The moral of this story is: please do invest in indigenous flora and the future of the your area’s and the world’s biodiversity, but make sure the new home you provide is a loving one and remember to care for them as the experts advise.

Note: Grasstrees Australia has pics of their products for your viewing pleasure and even though these plants are not in their natural environment, the photography is a bit more professionally rendered than my happy snaps.

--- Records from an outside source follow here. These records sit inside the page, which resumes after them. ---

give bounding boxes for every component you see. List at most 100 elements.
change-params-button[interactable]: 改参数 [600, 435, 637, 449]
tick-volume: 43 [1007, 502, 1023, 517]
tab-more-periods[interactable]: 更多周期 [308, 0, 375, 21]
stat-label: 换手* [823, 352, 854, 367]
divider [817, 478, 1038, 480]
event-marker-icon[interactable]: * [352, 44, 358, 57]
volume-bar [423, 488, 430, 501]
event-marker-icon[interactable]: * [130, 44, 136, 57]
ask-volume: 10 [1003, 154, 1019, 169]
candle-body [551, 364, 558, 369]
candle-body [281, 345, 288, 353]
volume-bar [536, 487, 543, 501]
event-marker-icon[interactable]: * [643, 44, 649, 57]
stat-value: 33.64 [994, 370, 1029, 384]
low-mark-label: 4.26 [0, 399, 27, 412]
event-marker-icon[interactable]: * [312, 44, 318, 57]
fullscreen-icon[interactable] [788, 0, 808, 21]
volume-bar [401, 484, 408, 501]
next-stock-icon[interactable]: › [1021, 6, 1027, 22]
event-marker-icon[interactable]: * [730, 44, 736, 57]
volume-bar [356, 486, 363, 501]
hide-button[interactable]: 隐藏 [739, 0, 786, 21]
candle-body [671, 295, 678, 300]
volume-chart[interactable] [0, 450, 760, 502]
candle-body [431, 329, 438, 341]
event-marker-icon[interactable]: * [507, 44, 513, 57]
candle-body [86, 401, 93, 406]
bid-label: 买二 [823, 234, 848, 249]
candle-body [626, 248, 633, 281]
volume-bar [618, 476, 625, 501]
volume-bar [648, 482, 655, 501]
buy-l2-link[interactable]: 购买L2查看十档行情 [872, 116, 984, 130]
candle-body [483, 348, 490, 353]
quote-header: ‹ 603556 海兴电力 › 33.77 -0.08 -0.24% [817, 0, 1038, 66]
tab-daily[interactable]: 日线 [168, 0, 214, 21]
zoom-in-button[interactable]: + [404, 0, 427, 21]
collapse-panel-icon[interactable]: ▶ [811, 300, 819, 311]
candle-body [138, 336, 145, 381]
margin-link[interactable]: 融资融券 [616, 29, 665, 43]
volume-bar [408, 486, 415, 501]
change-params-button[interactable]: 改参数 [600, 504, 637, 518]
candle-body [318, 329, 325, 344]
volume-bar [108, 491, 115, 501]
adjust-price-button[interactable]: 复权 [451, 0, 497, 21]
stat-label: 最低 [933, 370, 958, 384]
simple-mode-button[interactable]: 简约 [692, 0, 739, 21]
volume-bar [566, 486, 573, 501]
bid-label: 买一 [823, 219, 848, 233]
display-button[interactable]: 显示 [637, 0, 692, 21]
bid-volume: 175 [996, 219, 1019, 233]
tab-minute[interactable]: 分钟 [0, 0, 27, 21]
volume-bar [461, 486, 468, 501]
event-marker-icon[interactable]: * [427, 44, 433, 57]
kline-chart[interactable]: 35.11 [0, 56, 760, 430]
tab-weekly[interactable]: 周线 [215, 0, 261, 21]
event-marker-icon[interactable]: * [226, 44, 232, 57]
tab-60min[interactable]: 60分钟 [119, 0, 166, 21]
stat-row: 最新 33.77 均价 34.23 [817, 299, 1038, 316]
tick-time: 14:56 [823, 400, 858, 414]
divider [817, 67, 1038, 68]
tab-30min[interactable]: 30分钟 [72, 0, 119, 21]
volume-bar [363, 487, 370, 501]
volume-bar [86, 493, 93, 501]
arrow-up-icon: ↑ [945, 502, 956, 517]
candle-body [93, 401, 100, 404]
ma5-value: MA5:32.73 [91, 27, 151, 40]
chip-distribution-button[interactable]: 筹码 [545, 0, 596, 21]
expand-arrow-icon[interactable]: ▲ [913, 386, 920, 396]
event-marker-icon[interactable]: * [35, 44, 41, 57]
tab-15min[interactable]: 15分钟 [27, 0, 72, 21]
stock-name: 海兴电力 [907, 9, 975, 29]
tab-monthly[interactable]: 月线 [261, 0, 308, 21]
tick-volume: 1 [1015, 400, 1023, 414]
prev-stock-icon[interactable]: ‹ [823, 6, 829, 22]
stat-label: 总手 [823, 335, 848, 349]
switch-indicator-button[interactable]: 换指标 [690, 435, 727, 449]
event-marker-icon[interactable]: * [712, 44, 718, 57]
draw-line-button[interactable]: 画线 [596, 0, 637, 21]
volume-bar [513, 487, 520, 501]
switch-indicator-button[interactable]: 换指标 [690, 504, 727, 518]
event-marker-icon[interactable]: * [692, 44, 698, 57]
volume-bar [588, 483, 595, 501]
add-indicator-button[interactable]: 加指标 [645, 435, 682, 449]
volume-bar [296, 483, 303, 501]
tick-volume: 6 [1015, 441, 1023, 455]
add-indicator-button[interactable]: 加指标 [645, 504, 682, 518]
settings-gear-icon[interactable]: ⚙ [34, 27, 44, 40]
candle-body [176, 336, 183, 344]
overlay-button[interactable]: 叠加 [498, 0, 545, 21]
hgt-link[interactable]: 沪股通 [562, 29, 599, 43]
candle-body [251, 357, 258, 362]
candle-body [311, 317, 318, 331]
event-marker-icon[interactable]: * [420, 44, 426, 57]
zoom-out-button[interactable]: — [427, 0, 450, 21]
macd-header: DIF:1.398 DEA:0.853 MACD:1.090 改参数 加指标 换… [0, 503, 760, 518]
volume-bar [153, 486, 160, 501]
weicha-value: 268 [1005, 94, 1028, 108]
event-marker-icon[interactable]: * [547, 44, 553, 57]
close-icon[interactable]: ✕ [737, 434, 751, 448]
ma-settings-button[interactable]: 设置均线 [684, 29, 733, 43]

I wrote this with help from information generously provided by my friends at Nuts above Natives.

Most important of all: It is illegal for a person to pick, collect, remove, etc. indigenous species in Australia. The WA state government Department of Environment and Conservation issues permits and licences to allow people and groups (eg. Grasstrees Australia) to collect native plants and should be contacted if you want further information.


4 thoughts on “The House of Xanthorrhoea

  1. Kingia australis not native to the Perth area? Drive along Roe Highway turn onto the Tonkin Highway heading towards Armadale. You are now driving on Tonkin Hwy between Forrestfield on your left and Wattle Grove on your right. On your left keep an eye out and before you get to the Welshpool Rd East lights (that’s the left turn off to Lesmurdie), you’ll see the most amazing thing – huge broad fields of Kingia about five metres or so in height, interspersed with the Swamp Cypress (Actinostrobus pyramidalis/Callitris pyramidalis), another unrecognized Perth plant. It’s like something from another planet, and surely a precious, unique collection of plants. I defy anyone not to be amazed. Kingia also are found dotted around the hills up in Lesmurdie.